Vineyards are often imagined as the idyllic lifestyle – perfect green regiments surrounding a picturesque country house with a pool of oceanic proportions. But with Fairtrade Fortnight upon us, it’s a timely reminder that there are good wines made by smaller producers who face challenging environments, from Lebanon to South Africa. By choosing Fairtrade, the idea is to improve living and working conditions. With careful selection there are plenty of decent Fairtrade wines.
Sainsbury’s, for instance, has some excellent bottles in its Taste The Difference range. To get you started, here are three spicy reds: Fairtrade Shiraz 2017 (14%, South Africa) £7, Fairtrade Carmenere 2016 (13%, Chile) for £8 and Fairtrade Morador Malbec 2016 (13%, Argentina), £8.50.

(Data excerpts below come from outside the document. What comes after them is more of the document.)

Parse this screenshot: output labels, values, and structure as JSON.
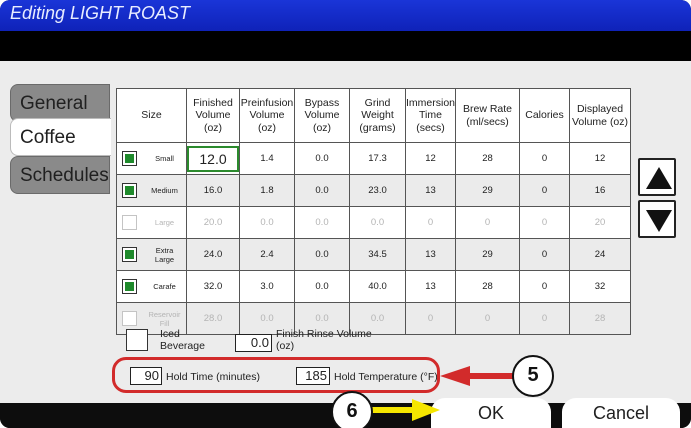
{
  "window": {
    "title": "Editing LIGHT ROAST"
  },
  "tabs": [
    {
      "label": "General",
      "active": false
    },
    {
      "label": "Coffee",
      "active": true
    },
    {
      "label": "Schedules",
      "active": false
    }
  ],
  "table": {
    "headers": [
      "Size",
      "Finished Volume (oz)",
      "Preinfusion Volume (oz)",
      "Bypass Volume (oz)",
      "Grind Weight (grams)",
      "Immersion Time (secs)",
      "Brew Rate (ml/secs)",
      "Calories",
      "Displayed Volume (oz)"
    ],
    "rows": [
      {
        "size": "Small",
        "checked": true,
        "enabled": true,
        "values": [
          "12.0",
          "1.4",
          "0.0",
          "17.3",
          "12",
          "28",
          "0",
          "12"
        ]
      },
      {
        "size": "Medium",
        "checked": true,
        "enabled": true,
        "values": [
          "16.0",
          "1.8",
          "0.0",
          "23.0",
          "13",
          "29",
          "0",
          "16"
        ]
      },
      {
        "size": "Large",
        "checked": false,
        "enabled": false,
        "values": [
          "20.0",
          "0.0",
          "0.0",
          "0.0",
          "0",
          "0",
          "0",
          "20"
        ]
      },
      {
        "size": "Extra Large",
        "checked": true,
        "enabled": true,
        "values": [
          "24.0",
          "2.4",
          "0.0",
          "34.5",
          "13",
          "29",
          "0",
          "24"
        ]
      },
      {
        "size": "Carafe",
        "checked": true,
        "enabled": true,
        "values": [
          "32.0",
          "3.0",
          "0.0",
          "40.0",
          "13",
          "28",
          "0",
          "32"
        ]
      },
      {
        "size": "Reservoir Fill",
        "checked": false,
        "enabled": false,
        "values": [
          "28.0",
          "0.0",
          "0.0",
          "0.0",
          "0",
          "0",
          "0",
          "28"
        ]
      }
    ]
  },
  "options": {
    "iced_label": "Iced Beverage",
    "iced_checked": false,
    "rinse_value": "0.0",
    "rinse_label": "Finish Rinse Volume (oz)",
    "hold_time_value": "90",
    "hold_time_label": "Hold Time (minutes)",
    "hold_temp_value": "185",
    "hold_temp_label": "Hold Temperature (°F)"
  },
  "buttons": {
    "ok": "OK",
    "cancel": "Cancel"
  },
  "callouts": {
    "step5": "5",
    "step6": "6"
  },
  "colors": {
    "titlebar": "#1a35d8",
    "checked": "#1f8a2c",
    "highlight_red": "#d22b2b",
    "arrow_yellow": "#f5e600"
  },
  "icons": {
    "scroll_up": "triangle-up-icon",
    "scroll_down": "triangle-down-icon"
  }
}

But the Co-op is the biggest seller of Fairtrade wine in the world, currently offering an impressive 29 different wines and whose biggest project to date is helping to build a secondary school and funding a clean-water facility in Argentina. According to Fairtrade, buying one of its wines ‘helps ensure that farmers and workers are receiving a fair price – as well as an additional premium to help their community invest in services such as education, sanitation and health care’.

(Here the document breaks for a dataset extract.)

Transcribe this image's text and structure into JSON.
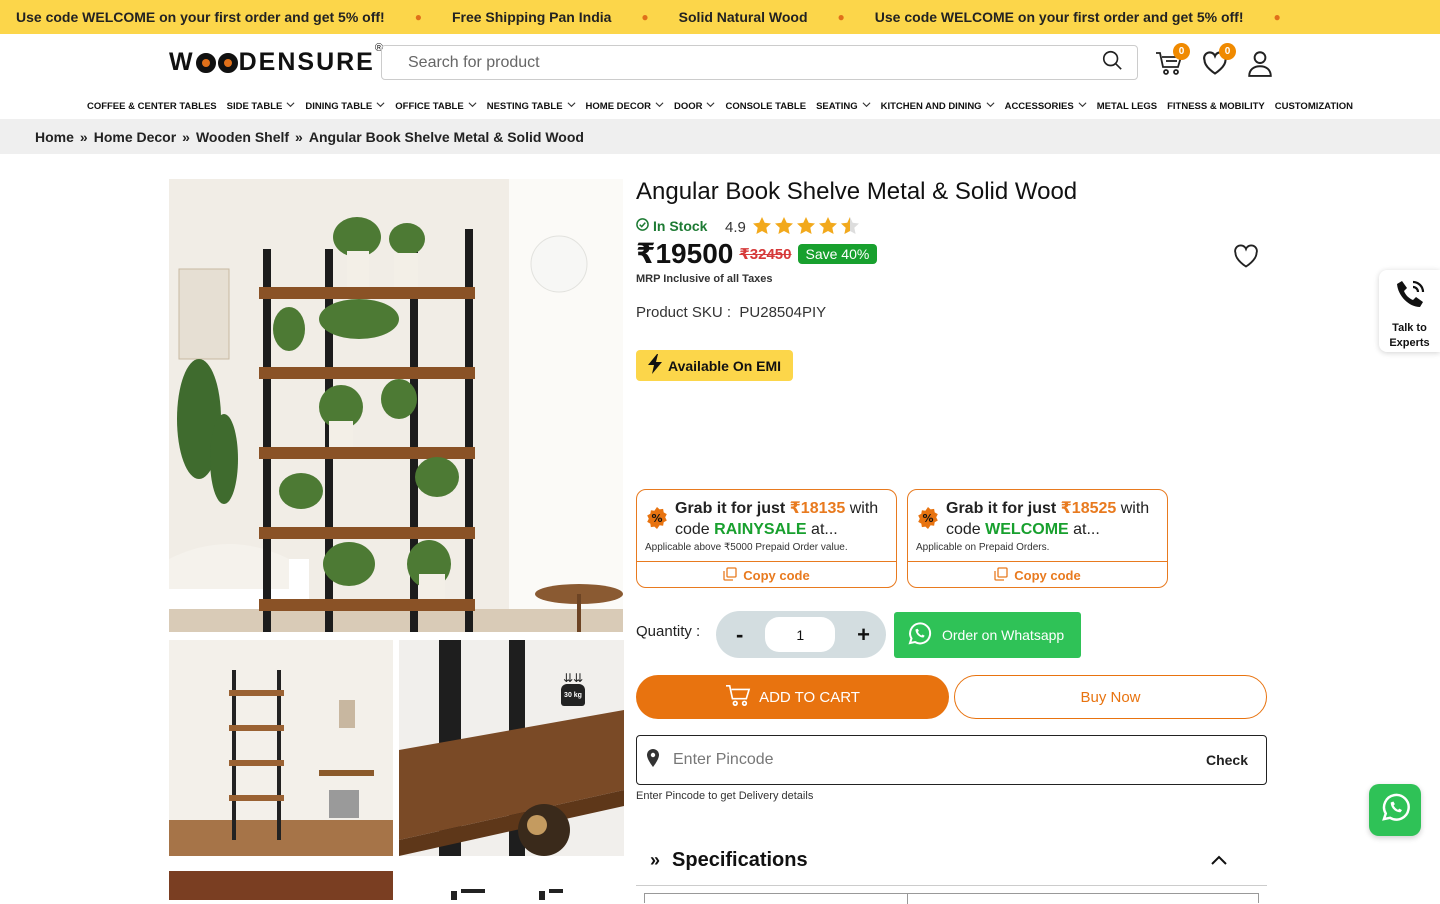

I saw that impact at first hand on a visit to a Fairtrade winery in Chile some years ago, but as far as quality goes, I reckon it’s South Africa that’s leading the way. Waitrose Fairtrade Chenin Blanc Oliphants River 2017 (12.5%), for £5.99, is a good bet, and for red, Tesco Finest Fairtrade South African Pinotage 2017 (14%) is as sleek and deep as mocha for £7. For a bit more of a treat, Santa Florentina Malbec Reserva Fairtrade 2017 (12.5%) £9.25 from corneyandbarrow.com is surprisingly elegant and reflects the effort of small producers striving for better quality in your glass and better quality in their lives. Seems a fair deal to me.